RMSNorm divides by the root-mean-square (no mean subtraction); SwiGLU gates one projection by the SiLU of another. Setting the SwiGLU hidden width to (8/3)d makes its three matrices total the same parameter count as the two-matrix 4d GELU FFN — confirming the parameter-match of Chapter 10's Exercise 8 in a built block.

Exercise 14Code Lab
Implement GQA with configurable groups; measure KV-cache size for MHA, GQA-8, MQA; confirm reductions.

Solution

Implementing grouped K/V projections and measuring cache size confirms MHA (full), GQA-8 (8× smaller for 64 heads), and MQA (heads× smaller) follow the expected ratios of Exercise 8 — a direct demonstration of the memory/quality dial.

Exercise 15Code
Implement the KV-cache; measure memory growth with length; switch to GQA and show the expected shrink.

Solution

Caching K/V during generation shows memory growing linearly with sequence length (Exercise 6). Switching the model to GQA reduces the cache by the group factor, visibly lowering the memory-vs-length curve — the practical payoff for long-context serving.

Exercise 16Code
Compare naive attention to F.scaled_dot_product_attention (FlashAttention) at T=4096; verify and measure.

Solution

The fused FlashAttention kernel produces identical outputs (to ~1e−5) but at T=4096 runs faster and uses dramatically less peak memory than the naive implementation that materializes the score matrix — confirming Exercise 9's IO-traffic argument empirically.

Exercise 17Code
Implement a sliding-window attention mask; verify the receptive field grows with stacked layers.

Solution

Masking attention to a local window and stacking layers on a synthetic propagation task shows information reaching tokens up to ≈ w×L away (Exercise 10) — demonstrating that local attention plus depth still captures long-range dependencies.

Exercise 18Code Lab
Build a top-1 MoE FFN over 4 experts; verify each token uses one expert; measure active vs total params.

Solution

A top-1 router sends each token to a single expert, so only one expert's parameters are active per token while all four exist in memory. Measuring active (≈¼ of total FFN) vs total parameters previews the MoE capacity/compute decoupling explored fully in Chapter 32.

Exercise 19Code
Assemble a modern decoder block (RMSNorm + RoPE + GQA + SwiGLU, no biases); compare param count to the Ch13 baseline.

Solution

Wiring the modern components into one block and verifying shape flow, then comparing parameter counts, shows the modern block achieves similar or better capacity with efficiency wins (smaller KV cache via GQA, cheaper norm) — the consolidated 'modern recipe' of Exercise 5.

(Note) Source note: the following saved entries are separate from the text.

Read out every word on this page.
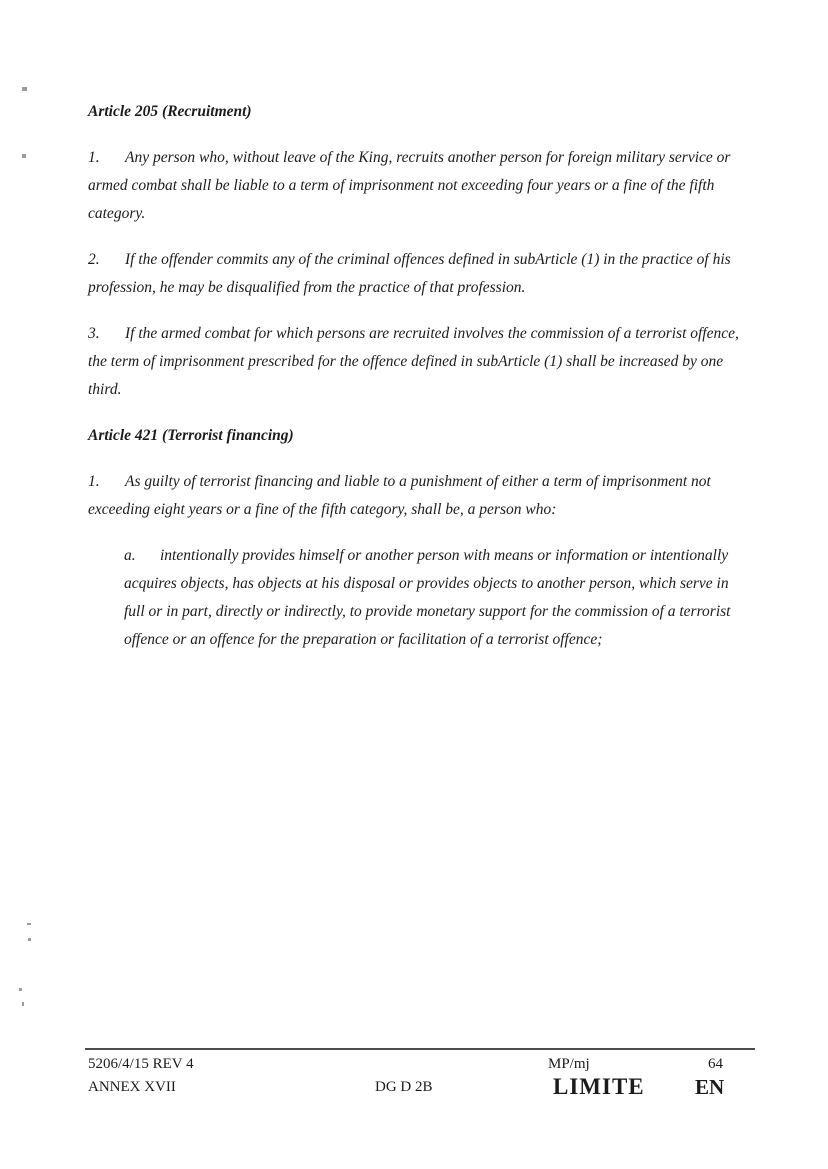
Article 205 (Recruitment)

1. Any person who, without leave of the King, recruits another person for foreign military service or armed combat shall be liable to a term of imprisonment not exceeding four years or a fine of the fifth category.

2. If the offender commits any of the criminal offences defined in subArticle (1) in the practice of his profession, he may be disqualified from the practice of that profession.

3. If the armed combat for which persons are recruited involves the commission of a terrorist offence, the term of imprisonment prescribed for the offence defined in subArticle (1) shall be increased by one third.

Article 421 (Terrorist financing)

1. As guilty of terrorist financing and liable to a punishment of either a term of imprisonment not exceeding eight years or a fine of the fifth category, shall be, a person who:

a. intentionally provides himself or another person with means or information or intentionally acquires objects, has objects at his disposal or provides objects to another person, which serve in full or in part, directly or indirectly, to provide monetary support for the commission of a terrorist offence or an offence for the preparation or facilitation of a terrorist offence;

5206/4/15 REV 4	MP/mj	64
ANNEX XVII	DG D 2B	LIMITE EN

Exercise 20Code (Challenge)
Modernize a GPT-2-style model (RoPE, RMSNorm, SwiGLU, GQA); train both and compare perplexity, memory, speed.

Solution

Swapping in the modern components and training alongside the baseline on the same data typically yields comparable or better perplexity with lower memory (RMSNorm, GQA cache) and faster generation — a hands-on demonstration of why the field migrated from the original Transformer to the LLaMA-style recipe.